SEOUL -- Hyundai Motor Group, lagging behind rivals in the introduction of electric vehicles, is stepping up plans for battery-powered cars as world governments crack down on polluting fossil fuels.
Hyundai Motor and affiliate Kia Motors plan to bring to market as many as 38 green cars in the next eight years, including seven new models in the five years through 2025, Senior Vice President Lee Ki-sang told reporters Friday. Many of them will be EVs.
While Hyundai’s Ioniq and Kia’s Soul are the only EVs from their stable at present, the hydrogen-based fuel-cell ix35 and some plug-in hybrids are also on offer.
The Korean companies are among manufacturers in a global race to develop vehicles with alternative power trains as countries, led by China, prepare to phase out the use of gasoline and diesel powered cars in their fight against pollution. Volkswagen Group, Daimler, General Motors and BMW have also announced plans to introduce electric vehicles, vowing to spend billions of dollars in their transition away from internal combustion engines.
Late by three years
“Hyundai should have become a first mover of EVs, but it is still staying as a fast follower,” said Kim Phil-soo, a professor of automotive engineering at Daelim University near Seoul. “Hyundai is late by about three years.”
Sales of environment-friendly vehicles at Hyundai and Kia reached 186,000 units in the nine months through September, according to data provided by the company.
In September, VW announced plans to build electric versions of all 300 models in the 12-brand group’s lineup by 2030. GM said it will offer 20 models powered only by batteries by 2020. The Renault-Nissan-Mitsubishi alliance plans to introduce 12 new purely electric vehicles by 2022. Daimler AG plans to release 10 electric vehicles by 2022 while BMW plans to offer at least 12 fully electric vehicles by 2025.
Even as batteries have established themselves as the way forward in the industry’s transformation, Hyundai is still betting on the development of hydrogen-based fuel-cell technology, which is struggling to gain wider acceptance in the market. The Korean company has entered into talks with Fiat Chrysler Automobiles for a partnership to build hydrogen-based engines, which emit nothing but heat and water and none of the gases blamed for global warming.

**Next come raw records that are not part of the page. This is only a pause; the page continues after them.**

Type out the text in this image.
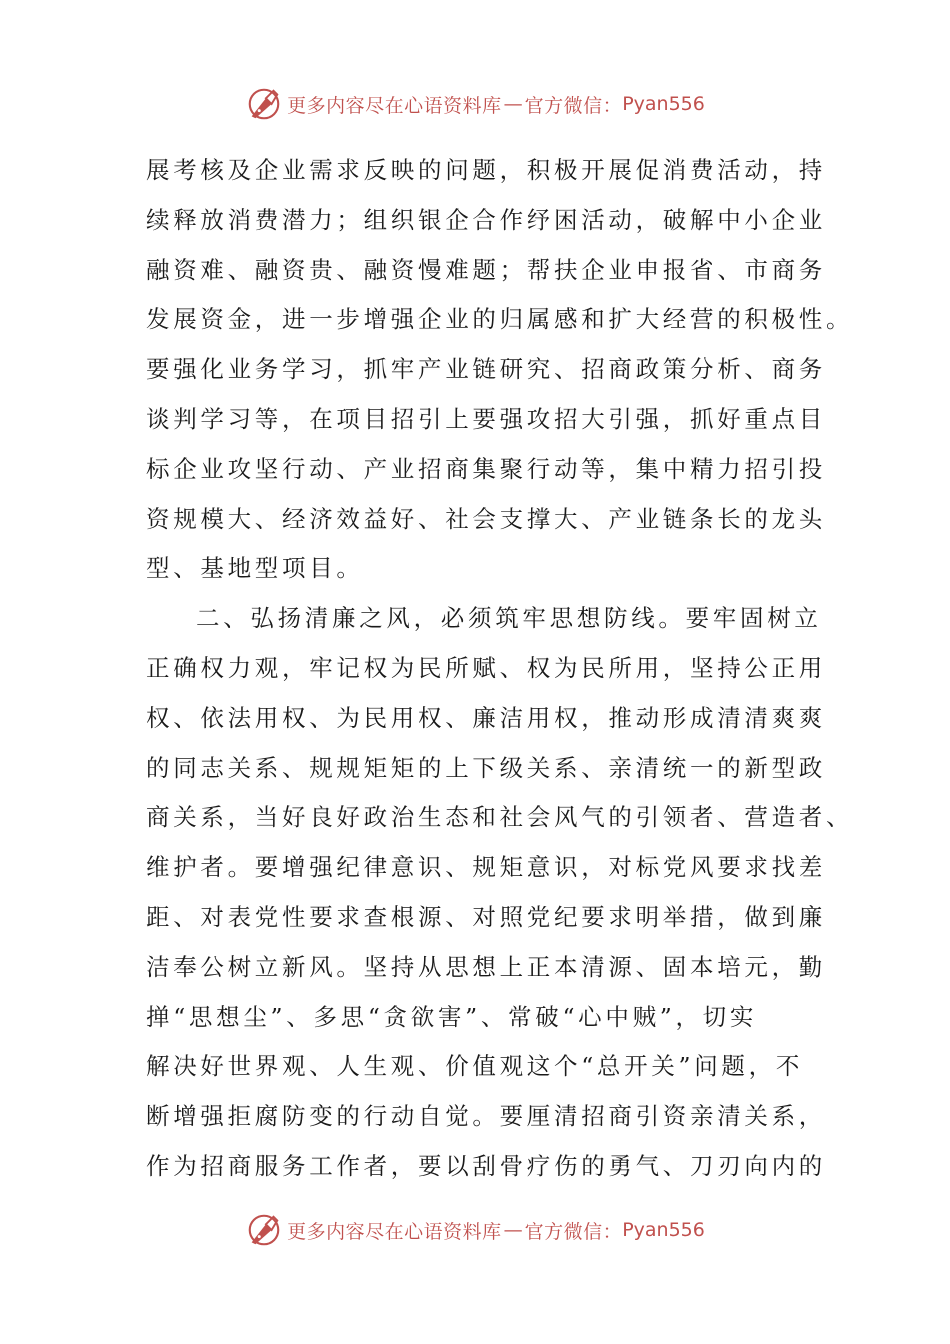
更多内容尽在心语资料库 — 官方微信： Pyan556
展考核及企业需求反映的问题，积极开展促消费活动，持
续释放消费潜力；组织银企合作纾困活动，破解中小企业
融资难、融资贵、融资慢难题；帮扶企业申报省、市商务
发展资金，进一步增强企业的归属感和扩大经营的积极性。
要强化业务学习，抓牢产业链研究、招商政策分析、商务
谈判学习等，在项目招引上要强攻招大引强，抓好重点目
标企业攻坚行动、产业招商集聚行动等，集中精力招引投
资规模大、经济效益好、社会支撑大、产业链条长的龙头
型、基地型项目。
二、弘扬清廉之风，必须筑牢思想防线。要牢固树立
正确权力观，牢记权为民所赋、权为民所用，坚持公正用
权、依法用权、为民用权、廉洁用权，推动形成清清爽爽
的同志关系、规规矩矩的上下级关系、亲清统一的新型政
商关系，当好良好政治生态和社会风气的引领者、营造者、
维护者。要增强纪律意识、规矩意识，对标党风要求找差
距、对表党性要求查根源、对照党纪要求明举措，做到廉
洁奉公树立新风。坚持从思想上正本清源、固本培元，勤
掸“思想尘”、多思“贪欲害”、常破“心中贼”，切实
解决好世界观、人生观、价值观这个“总开关”问题，不
断增强拒腐防变的行动自觉。要厘清招商引资亲清关系，
作为招商服务工作者，要以刮骨疗伤的勇气、刀刃向内的
更多内容尽在心语资料库 — 官方微信： Pyan556
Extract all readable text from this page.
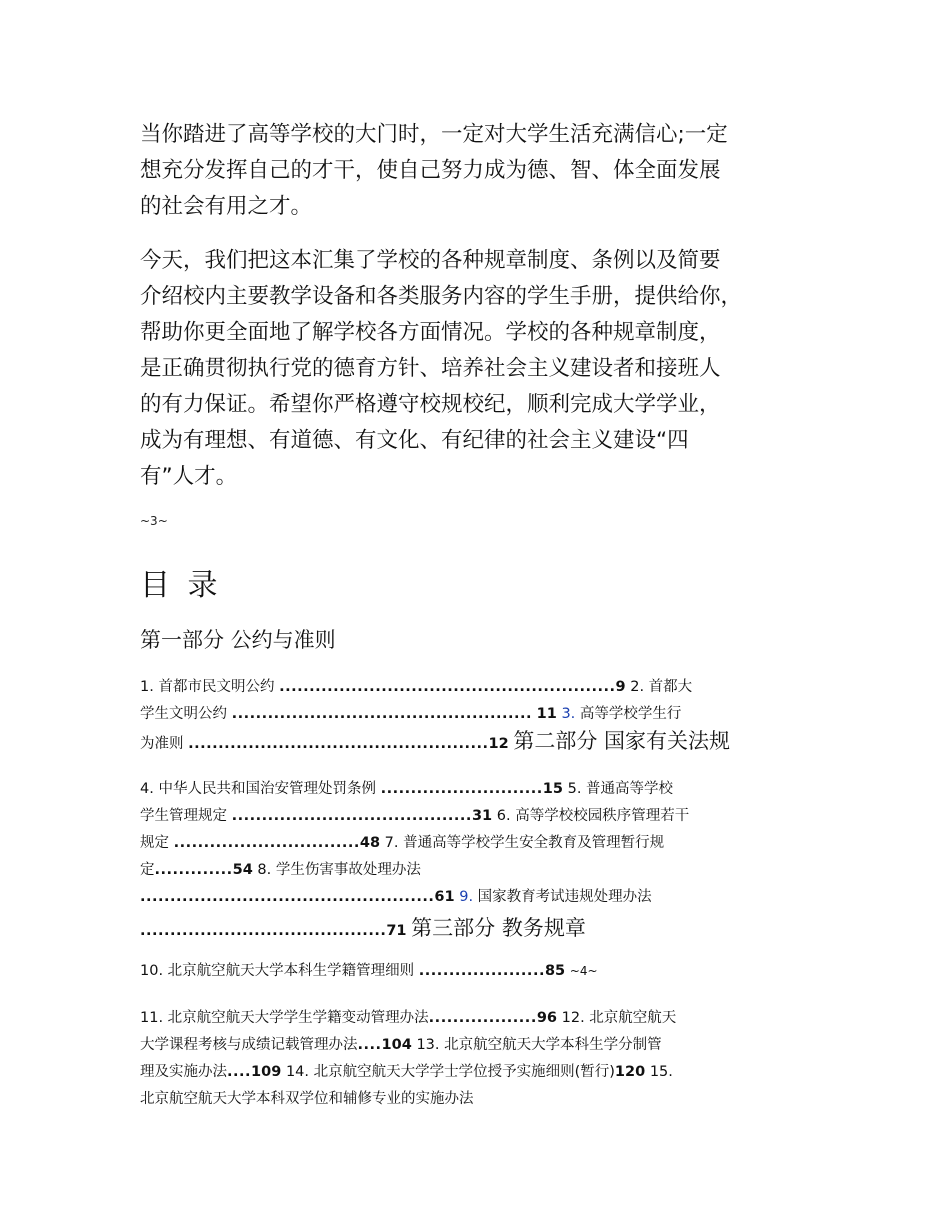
当你踏进了高等学校的大门时，一定对大学生活充满信心;一定
想充分发挥自己的才干，使自己努力成为德、智、体全面发展
的社会有用之才。

今天，我们把这本汇集了学校的各种规章制度、条例以及简要
介绍校内主要教学设备和各类服务内容的学生手册，提供给你，
帮助你更全面地了解学校各方面情况。学校的各种规章制度，
是正确贯彻执行党的德育方针、培养社会主义建设者和接班人
的有力保证。希望你严格遵守校规校纪，顺利完成大学学业，
成为有理想、有道德、有文化、有纪律的社会主义建设“四
有”人才。

~3~
目 录
第一部分 公约与准则
1. 首都市民文明公约 ........................................................9 2. 首都大
学生文明公约 .................................................. 11 3. 高等学校学生行
为准则 ..................................................12 第二部分 国家有关法规
4. 中华人民共和国治安管理处罚条例 ...........................15 5. 普通高等学校
学生管理规定 ........................................31 6. 高等学校校园秩序管理若干
规定 ...............................48 7. 普通高等学校学生安全教育及管理暂行规
定.............54 8. 学生伤害事故处理办法
.................................................61 9. 国家教育考试违规处理办法
.........................................71 第三部分 教务规章
10. 北京航空航天大学本科生学籍管理细则 .....................85 ~4~
11. 北京航空航天大学学生学籍变动管理办法..................96 12. 北京航空航天
大学课程考核与成绩记载管理办法....104 13. 北京航空航天大学本科生学分制管
理及实施办法....109 14. 北京航空航天大学学士学位授予实施细则(暂行)120 15.
北京航空航天大学本科双学位和辅修专业的实施办法
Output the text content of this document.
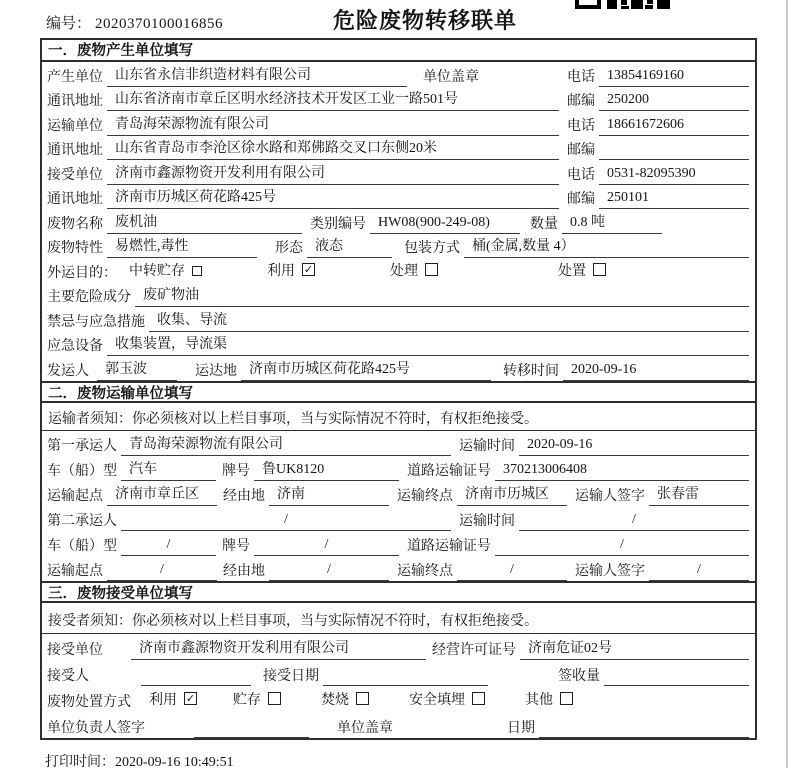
编号： 2020370100016856	危险废物转移联单
一．废物产生单位填写
产生单位 山东省永信非织造材料有限公司	单位盖章	电话 13854169160
通讯地址 山东省济南市章丘区明水经济技术开发区工业一路501号	邮编 250200
运输单位 青岛海荣源物流有限公司	电话 18661672606
通讯地址 山东省青岛市李沧区徐水路和郑佛路交叉口东侧20米	邮编
接受单位 济南市鑫源物资开发利用有限公司	电话 0531-82095390
通讯地址 济南市历城区荷花路425号	邮编 250101
废物名称 废机油	类别编号 HW08(900-249-08)	数量 0.8 吨
废物特性 易燃性,毒性	形态 液态	包装方式 桶(金属,数量 4）
外运目的： 中转贮存	利用 ✓	处理	处置
主要危险成分 废矿物油
禁忌与应急措施 收集、导流
应急设备 收集装置，导流渠
发运人	郭玉波	运达地 济南市历城区荷花路425号	转移时间 2020-09-16
二．废物运输单位填写
运输者须知：你必须核对以上栏目事项，当与实际情况不符时，有权拒绝接受。
第一承运人 青岛海荣源物流有限公司	运输时间 2020-09-16
车（船）型 汽车	牌号 鲁UK8120	道路运输证号 370213006408
运输起点 济南市章丘区	经由地 济南	运输终点 济南市历城区	运输人签字 张春雷
第二承运人	/	运输时间	/
车（船）型	/	牌号	/	道路运输证号	/
运输起点	/	经由地	/	运输终点	/	运输人签字	/
三．废物接受单位填写
接受者须知：你必须核对以上栏目事项，当与实际情况不符时，有权拒绝接受。
接受单位	济南市鑫源物资开发利用有限公司	经营许可证号 济南危证02号
接受人	接受日期	签收量
废物处置方式 利用 ✓	贮存	焚烧	安全填埋	其他
单位负责人签字	单位盖章	日期
打印时间：2020-09-16 10:49:51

Hyundai is seeking flexibility in its approach to green car development, said Lee.
“There are 1,200 battery-powered carmakers in the world, while only three automakers have the technology to produce fuel-cell cars,” said Lee, who is leading the group’s NEV development division. “We see that the hydrogen car is an ultimate direction but we are not saying we will put everything on it. We will push for both of EV and FCV for now.”’
Hyundai plans to start producing a new fuel-cell SUV in March with about 800 km (500 miles) of driving range under European standards. As for battery-powered cars, the automaker will introduce the electrified Kona SUV with a range of about 400 km (250 miles) next year, while its Genesis brand will release a luxury EV with a range of 310 miles after 2021.
The automaker has vowed to introduce more SUVs in the U.S. to help stem declining sales. It also struggled in China earlier this year because of geopolitical tensions and disputes with local vendors.